Nel Financial District, tra torri di vetro e uffici di multinazionali, resiste uno degli edifici più singolari della New York ottocentesca. È il Temple Court Building, oggi conosciuto come The Beekman, A Thompson Hotel. La sua presenza discreta inganna: la facciata in mattoni rossi e terracotta non lascia intuire la complessità dell’interno, un atrio verticale di nove piani, scandito da ringhiere in ghisa lavorata e sovrastato da un grande lucernario piramidale. L’edificio, completato nel 1883, è uno degli ultimi esempi di grattacielo premoderno ancora esistenti in città, costruito prima dell’avvento delle strutture in acciaio che avrebbero ridisegnato lo skyline.
Commissionato dal banchiere irlandese-americano Eugene Kelly, il Temple Court nacque come palazzo per uffici in un’epoca in cui Manhattan stava rapidamente diventando un centro finanziario e legale di rilevanza internazionale. Venne collocato a pochi isolati dal municipio e dal porto, perché la vicinanza alle istituzioni e ai tribunali attirasse fin da subito studi legali e società di intermediazione. La costruzione impiegò tecniche allora d’avanguardia per garantire la resistenza agli incendi, un’esigenza cruciale dopo quelli, devastanti, che avevano colpito città americane come Chicago negli anni precedenti.

Per gran parte del Novecento, il Temple Court seguì il destino di molti edifici d’epoca della zona: con lo spostamento di uffici e attività verso Midtown, l’edificio perse progressivamente i suoi inquilini.

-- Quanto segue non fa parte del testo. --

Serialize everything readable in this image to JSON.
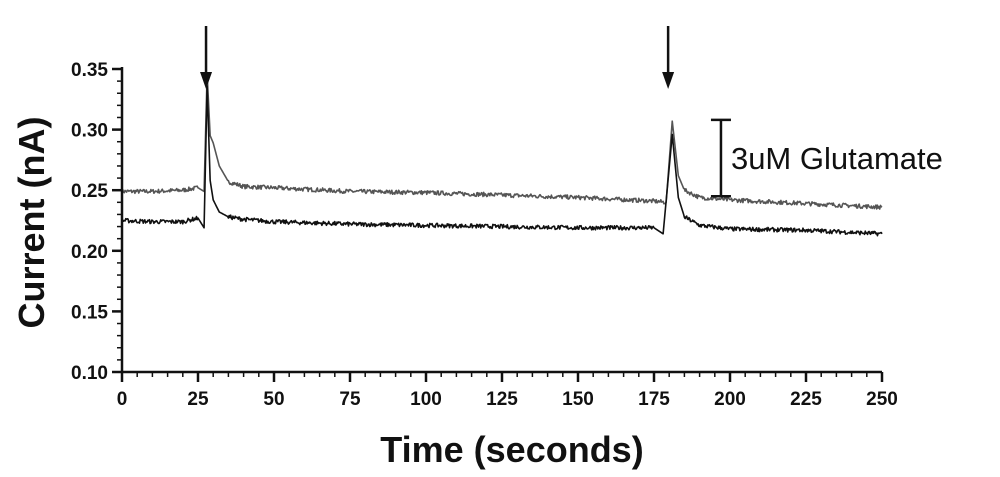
{
  "chart_data": {
    "type": "line",
    "title": "",
    "xlabel": "Time (seconds)",
    "ylabel": "Current (nA)",
    "xlim": [
      0,
      250
    ],
    "ylim": [
      0.1,
      0.35
    ],
    "x_ticks": [
      0,
      25,
      50,
      75,
      100,
      125,
      150,
      175,
      200,
      225,
      250
    ],
    "y_ticks": [
      0.1,
      0.15,
      0.2,
      0.25,
      0.3,
      0.35
    ],
    "y_tick_labels": [
      "0.10",
      "0.15",
      "0.20",
      "0.25",
      "0.30",
      "0.35"
    ],
    "grid": false,
    "legend": "none",
    "series": [
      {
        "color": "#555555",
        "points": [
          [
            0,
            0.249
          ],
          [
            10,
            0.249
          ],
          [
            20,
            0.25
          ],
          [
            25,
            0.252
          ],
          [
            27,
            0.249
          ],
          [
            28,
            0.346
          ],
          [
            29,
            0.295
          ],
          [
            30,
            0.289
          ],
          [
            32,
            0.27
          ],
          [
            35,
            0.257
          ],
          [
            40,
            0.253
          ],
          [
            50,
            0.252
          ],
          [
            75,
            0.249
          ],
          [
            100,
            0.248
          ],
          [
            125,
            0.246
          ],
          [
            150,
            0.244
          ],
          [
            175,
            0.241
          ],
          [
            179,
            0.24
          ],
          [
            181,
            0.307
          ],
          [
            183,
            0.262
          ],
          [
            185,
            0.25
          ],
          [
            190,
            0.244
          ],
          [
            200,
            0.242
          ],
          [
            225,
            0.239
          ],
          [
            250,
            0.236
          ]
        ]
      },
      {
        "color": "#111111",
        "points": [
          [
            0,
            0.225
          ],
          [
            10,
            0.224
          ],
          [
            20,
            0.224
          ],
          [
            25,
            0.227
          ],
          [
            27,
            0.219
          ],
          [
            28,
            0.336
          ],
          [
            29,
            0.258
          ],
          [
            30,
            0.242
          ],
          [
            32,
            0.232
          ],
          [
            35,
            0.228
          ],
          [
            40,
            0.226
          ],
          [
            50,
            0.224
          ],
          [
            75,
            0.222
          ],
          [
            100,
            0.221
          ],
          [
            125,
            0.22
          ],
          [
            150,
            0.219
          ],
          [
            175,
            0.219
          ],
          [
            178,
            0.214
          ],
          [
            181,
            0.296
          ],
          [
            183,
            0.244
          ],
          [
            185,
            0.228
          ],
          [
            190,
            0.221
          ],
          [
            200,
            0.218
          ],
          [
            225,
            0.217
          ],
          [
            250,
            0.214
          ]
        ]
      }
    ],
    "stimulus_arrows_x": [
      26,
      178
    ],
    "annotations": [
      {
        "text": "3uM Glutamate",
        "scale_bar_y": [
          0.245,
          0.308
        ],
        "x": 199
      }
    ]
  }
}
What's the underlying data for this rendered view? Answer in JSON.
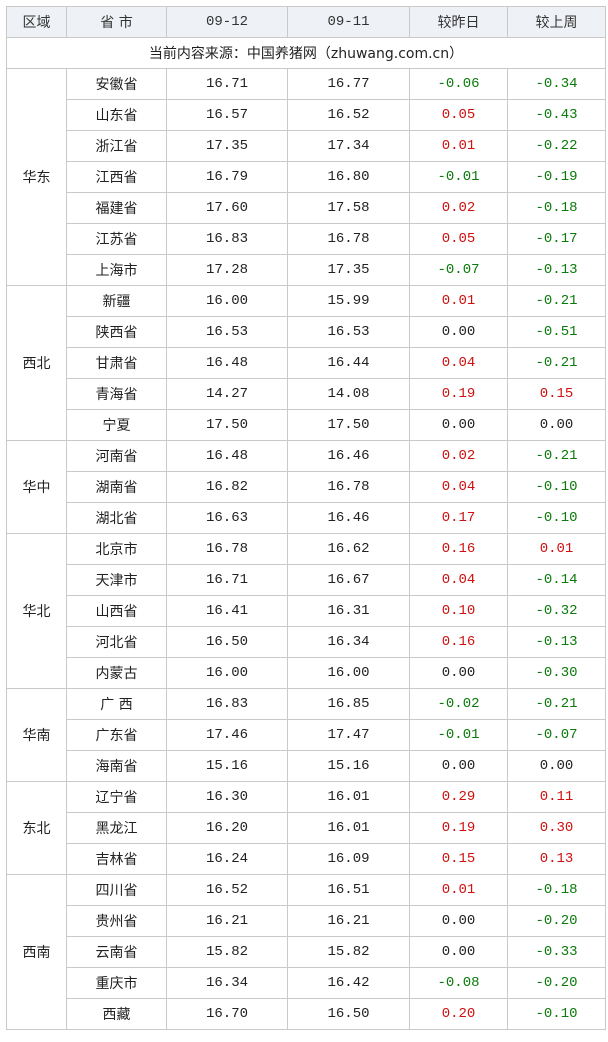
{
  "table": {
    "header": [
      "区域",
      "省 市",
      "09-12",
      "09-11",
      "较昨日",
      "较上周"
    ],
    "source": "当前内容来源：中国养猪网（zhuwang.com.cn）",
    "groups": [
      {
        "region": "华东",
        "rows": [
          [
            "安徽省",
            "16.71",
            "16.77",
            "-0.06",
            "-0.34"
          ],
          [
            "山东省",
            "16.57",
            "16.52",
            "0.05",
            "-0.43"
          ],
          [
            "浙江省",
            "17.35",
            "17.34",
            "0.01",
            "-0.22"
          ],
          [
            "江西省",
            "16.79",
            "16.80",
            "-0.01",
            "-0.19"
          ],
          [
            "福建省",
            "17.60",
            "17.58",
            "0.02",
            "-0.18"
          ],
          [
            "江苏省",
            "16.83",
            "16.78",
            "0.05",
            "-0.17"
          ],
          [
            "上海市",
            "17.28",
            "17.35",
            "-0.07",
            "-0.13"
          ]
        ]
      },
      {
        "region": "西北",
        "rows": [
          [
            "新疆",
            "16.00",
            "15.99",
            "0.01",
            "-0.21"
          ],
          [
            "陕西省",
            "16.53",
            "16.53",
            "0.00",
            "-0.51"
          ],
          [
            "甘肃省",
            "16.48",
            "16.44",
            "0.04",
            "-0.21"
          ],
          [
            "青海省",
            "14.27",
            "14.08",
            "0.19",
            "0.15"
          ],
          [
            "宁夏",
            "17.50",
            "17.50",
            "0.00",
            "0.00"
          ]
        ]
      },
      {
        "region": "华中",
        "rows": [
          [
            "河南省",
            "16.48",
            "16.46",
            "0.02",
            "-0.21"
          ],
          [
            "湖南省",
            "16.82",
            "16.78",
            "0.04",
            "-0.10"
          ],
          [
            "湖北省",
            "16.63",
            "16.46",
            "0.17",
            "-0.10"
          ]
        ]
      },
      {
        "region": "华北",
        "rows": [
          [
            "北京市",
            "16.78",
            "16.62",
            "0.16",
            "0.01"
          ],
          [
            "天津市",
            "16.71",
            "16.67",
            "0.04",
            "-0.14"
          ],
          [
            "山西省",
            "16.41",
            "16.31",
            "0.10",
            "-0.32"
          ],
          [
            "河北省",
            "16.50",
            "16.34",
            "0.16",
            "-0.13"
          ],
          [
            "内蒙古",
            "16.00",
            "16.00",
            "0.00",
            "-0.30"
          ]
        ]
      },
      {
        "region": "华南",
        "rows": [
          [
            "广 西",
            "16.83",
            "16.85",
            "-0.02",
            "-0.21"
          ],
          [
            "广东省",
            "17.46",
            "17.47",
            "-0.01",
            "-0.07"
          ],
          [
            "海南省",
            "15.16",
            "15.16",
            "0.00",
            "0.00"
          ]
        ]
      },
      {
        "region": "东北",
        "rows": [
          [
            "辽宁省",
            "16.30",
            "16.01",
            "0.29",
            "0.11"
          ],
          [
            "黑龙江",
            "16.20",
            "16.01",
            "0.19",
            "0.30"
          ],
          [
            "吉林省",
            "16.24",
            "16.09",
            "0.15",
            "0.13"
          ]
        ]
      },
      {
        "region": "西南",
        "rows": [
          [
            "四川省",
            "16.52",
            "16.51",
            "0.01",
            "-0.18"
          ],
          [
            "贵州省",
            "16.21",
            "16.21",
            "0.00",
            "-0.20"
          ],
          [
            "云南省",
            "15.82",
            "15.82",
            "0.00",
            "-0.33"
          ],
          [
            "重庆市",
            "16.34",
            "16.42",
            "-0.08",
            "-0.20"
          ],
          [
            "西藏",
            "16.70",
            "16.50",
            "0.20",
            "-0.10"
          ]
        ]
      }
    ]
  }
}
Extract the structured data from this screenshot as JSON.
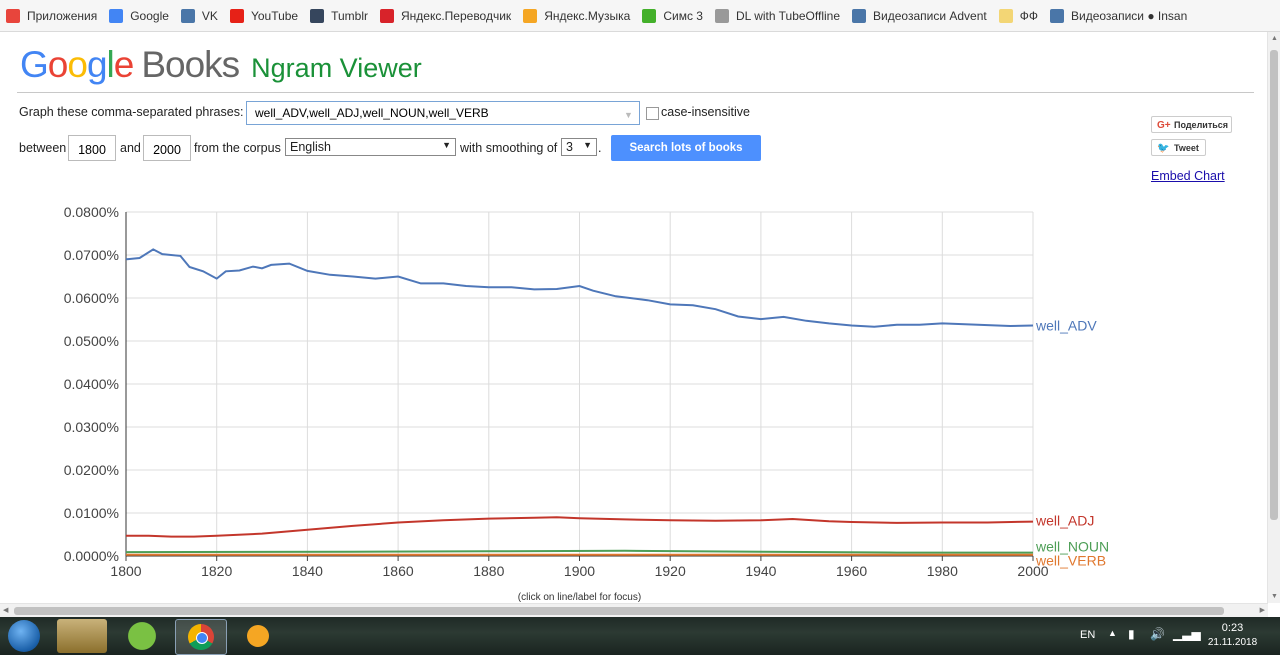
{
  "bookmarks": [
    {
      "label": "Приложения",
      "icon": "apps-grid-icon",
      "color": "#e8453c"
    },
    {
      "label": "Google",
      "icon": "google-icon",
      "color": "#4285f4"
    },
    {
      "label": "VK",
      "icon": "vk-icon",
      "color": "#4a76a8"
    },
    {
      "label": "YouTube",
      "icon": "youtube-icon",
      "color": "#e62117"
    },
    {
      "label": "Tumblr",
      "icon": "tumblr-icon",
      "color": "#36465d"
    },
    {
      "label": "Яндекс.Переводчик",
      "icon": "yandex-translate-icon",
      "color": "#d8232a"
    },
    {
      "label": "Яндекс.Музыка",
      "icon": "yandex-music-icon",
      "color": "#f5a623"
    },
    {
      "label": "Симс 3",
      "icon": "sims-icon",
      "color": "#43b02a"
    },
    {
      "label": "DL with TubeOffline",
      "icon": "page-icon",
      "color": "#999999"
    },
    {
      "label": "Видеозаписи Advent",
      "icon": "vk-icon",
      "color": "#4a76a8"
    },
    {
      "label": "ФФ",
      "icon": "folder-icon",
      "color": "#f3d675"
    },
    {
      "label": "Видеозаписи ● Insan",
      "icon": "vk-icon",
      "color": "#4a76a8"
    }
  ],
  "logo": {
    "google": "Google",
    "books": "Books",
    "ngram": "Ngram Viewer"
  },
  "form": {
    "phrases_label": "Graph these comma-separated phrases:",
    "phrases_value": "well_ADV,well_ADJ,well_NOUN,well_VERB",
    "case_label": "case-insensitive",
    "between_label": "between",
    "start_year": "1800",
    "and_label": "and",
    "end_year": "2000",
    "corpus_label": "from the corpus",
    "corpus_value": "English",
    "smoothing_label": "with smoothing of",
    "smoothing_value": "3",
    "period": ".",
    "search_label": "Search lots of books"
  },
  "share": {
    "gplus": "Поделиться",
    "tweet": "Tweet",
    "embed": "Embed Chart"
  },
  "chart_data": {
    "type": "line",
    "xlim": [
      1800,
      2000
    ],
    "ylim": [
      0,
      0.08
    ],
    "x_ticks": [
      1800,
      1820,
      1840,
      1860,
      1880,
      1900,
      1920,
      1940,
      1960,
      1980,
      2000
    ],
    "y_ticks": [
      "0.0000%",
      "0.0100%",
      "0.0200%",
      "0.0300%",
      "0.0400%",
      "0.0500%",
      "0.0600%",
      "0.0700%",
      "0.0800%"
    ],
    "footnote": "(click on line/label for focus)",
    "grid": true,
    "legend": "line-end labels",
    "series": [
      {
        "name": "well_ADV",
        "color": "#4e77b9",
        "points": [
          [
            1800,
            0.069
          ],
          [
            1803,
            0.0693
          ],
          [
            1806,
            0.0713
          ],
          [
            1808,
            0.0702
          ],
          [
            1812,
            0.0698
          ],
          [
            1814,
            0.0672
          ],
          [
            1817,
            0.0662
          ],
          [
            1820,
            0.0645
          ],
          [
            1822,
            0.0662
          ],
          [
            1825,
            0.0664
          ],
          [
            1828,
            0.0673
          ],
          [
            1830,
            0.0669
          ],
          [
            1832,
            0.0677
          ],
          [
            1836,
            0.068
          ],
          [
            1840,
            0.0663
          ],
          [
            1845,
            0.0654
          ],
          [
            1850,
            0.065
          ],
          [
            1855,
            0.0645
          ],
          [
            1860,
            0.065
          ],
          [
            1865,
            0.0634
          ],
          [
            1870,
            0.0634
          ],
          [
            1875,
            0.0628
          ],
          [
            1880,
            0.0625
          ],
          [
            1885,
            0.0625
          ],
          [
            1890,
            0.062
          ],
          [
            1895,
            0.0621
          ],
          [
            1900,
            0.0628
          ],
          [
            1903,
            0.0617
          ],
          [
            1908,
            0.0604
          ],
          [
            1915,
            0.0595
          ],
          [
            1920,
            0.0585
          ],
          [
            1925,
            0.0583
          ],
          [
            1930,
            0.0574
          ],
          [
            1935,
            0.0557
          ],
          [
            1940,
            0.0551
          ],
          [
            1945,
            0.0556
          ],
          [
            1950,
            0.0547
          ],
          [
            1955,
            0.0541
          ],
          [
            1960,
            0.0536
          ],
          [
            1965,
            0.0533
          ],
          [
            1970,
            0.0538
          ],
          [
            1975,
            0.0538
          ],
          [
            1980,
            0.0541
          ],
          [
            1985,
            0.0539
          ],
          [
            1990,
            0.0537
          ],
          [
            1995,
            0.0535
          ],
          [
            2000,
            0.0536
          ]
        ]
      },
      {
        "name": "well_ADJ",
        "color": "#c3362b",
        "points": [
          [
            1800,
            0.0047
          ],
          [
            1805,
            0.0047
          ],
          [
            1810,
            0.0045
          ],
          [
            1815,
            0.0045
          ],
          [
            1820,
            0.0047
          ],
          [
            1830,
            0.0052
          ],
          [
            1840,
            0.0061
          ],
          [
            1850,
            0.007
          ],
          [
            1860,
            0.0078
          ],
          [
            1870,
            0.0083
          ],
          [
            1880,
            0.0087
          ],
          [
            1890,
            0.0089
          ],
          [
            1895,
            0.009
          ],
          [
            1900,
            0.0088
          ],
          [
            1910,
            0.0085
          ],
          [
            1920,
            0.0083
          ],
          [
            1930,
            0.0082
          ],
          [
            1940,
            0.0083
          ],
          [
            1947,
            0.0086
          ],
          [
            1955,
            0.0081
          ],
          [
            1960,
            0.0079
          ],
          [
            1970,
            0.0077
          ],
          [
            1980,
            0.0078
          ],
          [
            1990,
            0.0078
          ],
          [
            2000,
            0.008
          ]
        ]
      },
      {
        "name": "well_NOUN",
        "color": "#4d9e56",
        "points": [
          [
            1800,
            0.0009
          ],
          [
            1850,
            0.001
          ],
          [
            1880,
            0.0011
          ],
          [
            1910,
            0.0012
          ],
          [
            1940,
            0.001
          ],
          [
            1970,
            0.0008
          ],
          [
            2000,
            0.0008
          ]
        ]
      },
      {
        "name": "well_VERB",
        "color": "#e0782f",
        "points": [
          [
            1800,
            0.0003
          ],
          [
            1850,
            0.0003
          ],
          [
            1900,
            0.0003
          ],
          [
            1950,
            0.0003
          ],
          [
            2000,
            0.0003
          ]
        ]
      }
    ]
  },
  "taskbar": {
    "lang": "EN",
    "time": "0:23",
    "date": "21.11.2018"
  }
}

Negli anni Ottanta, il grande atrio fu chiuso e la struttura rimase vuota, invisibile persino agli abitanti del quartiere. La sua sopravvivenza è dovuta in parte alla robustezza delle tecniche costruttive ottocentesche, che ne hanno evitato la demolizione in un’area soggetta a forti pressioni immobiliari.
Le tecniche usate alla fine dell’Ottocento – muri portanti spessi, strutture in mattoni e pietra, solai in ghisa e acciaio temprato – lo hanno infatti reso particolarmente solido e sicuro, tanto da superare indenne decenni di abbandono e da non richiedere interventi strutturali radicali. Questo ha reso più conveniente restaurarlo piuttosto che demolirlo, preservandolo nonostante la forte pressione del mercato immobiliare della zona, che spinge a sostituire edifici bassi e storici con grattacieli più alti e redditizi.
Il recupero arrivò poi nel 2016, dopo un restauro che ha restituito l’atrio alla luce naturale e convertito gli spazi in un hotel di lusso con 287 camere. Oltre alla ricostruzione filologica di dettagli architettonici originali, l’intervento ha integrato servizi contemporanei e due ristoranti gestiti da chef noti a livello internazionale. La trasformazione ha fatto del Beekman un raro esempio di riuso di un grattacielo ottocentesco, oggi riconosciuto come landmark d’interni dalla New York City Landmarks Preservation Commission.
In generale, New York ha visto negli ultimi decenni la conversione di ex fabbriche, magazzini e uffici storici in hotel, spazi residenziali o culturali. In questo caso, la particolarità è la combinazione tra il valore storico dell’edificio – uno dei primi “skyrooms” della città – e la volontà di preservarne la struttura verticale, elemento che oggi lo distingue in una Manhattan dominata da grattacieli dalle linee minimali. Per i visitatori, è un luogo che permette di abitare, anche solo per una notte, un frammento di città sopravvissuto intatto per oltre 140 anni.